The cells of all living creatures have very finely tuned functional machinery. When external influences disrupt the cellular machinery, mechanical movements change. If scientists can see a difference in these changes between patients whose cancer is sensitive to treatment and those who are not, they will be able to learn these signatures and use them to predict chemoresistance in future patients.

“A deeper question is what the signatures mean,” says Nolte.

“Can chemoresistance signatures be interpreted in terms of changes in signaling pathways in cells and tissues and perhaps even in gene expression? This question is much more difficult to answer, but we are currently working on this question by comparing our measurements to gene expression profiles. Also use reference compounds that have known behavior in cells and we can cross-reference our measurements with known changes that occur under these drugs. This part of the research is long term.

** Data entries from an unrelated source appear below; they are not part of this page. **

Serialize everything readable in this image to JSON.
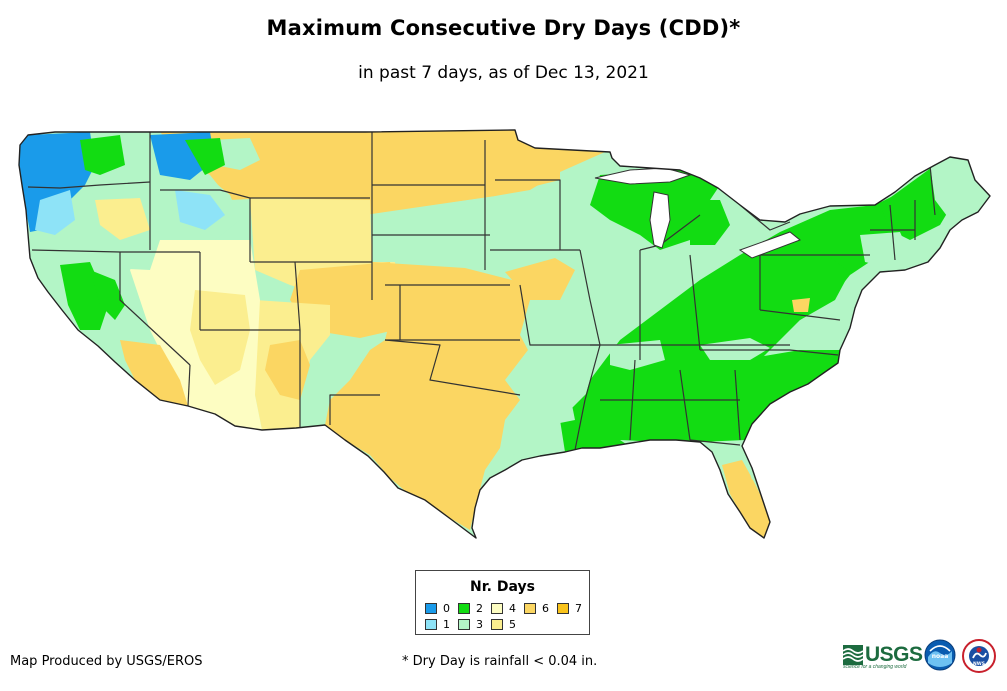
{
  "title": "Maximum Consecutive Dry Days (CDD)*",
  "subtitle": "in past 7 days, as of Dec 13, 2021",
  "legend": {
    "title": "Nr. Days",
    "items": [
      {
        "label": "0",
        "color": "#1a9bea"
      },
      {
        "label": "1",
        "color": "#8ee3f7"
      },
      {
        "label": "2",
        "color": "#12dc12"
      },
      {
        "label": "3",
        "color": "#b3f5c6"
      },
      {
        "label": "4",
        "color": "#fdfdc2"
      },
      {
        "label": "5",
        "color": "#fbee8f"
      },
      {
        "label": "6",
        "color": "#fbd662"
      },
      {
        "label": "7",
        "color": "#f9c31b"
      }
    ]
  },
  "credit": "Map Produced by USGS/EROS",
  "footnote": "* Dry Day is rainfall < 0.04 in.",
  "logos": {
    "usgs_text": "USGS",
    "usgs_tagline": "science for a changing world",
    "noaa_text": "noaa",
    "nws_text": "NWS"
  }
}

Nolte says Purdue has strong support for interdisciplinary research, which contributes significantly to the development of this type of research. Combining this with the benefit of the Purdue University College of Veterinary Medicine Small Animal Hospital, the team can organize clinical trials with canine patients. Now that they have received these promising results, the team hopes that the next giant leap in cancer research will include “prospective” phase II trials.

“The current phase II was retrospective, in which the patient’s clinical response was cross-validated against the predicted response using the BDI. The next step is a Phase II trial which is “prospective”, meaning we will predict the patient’s response before the study begins. chemotherapy,” says Nolte.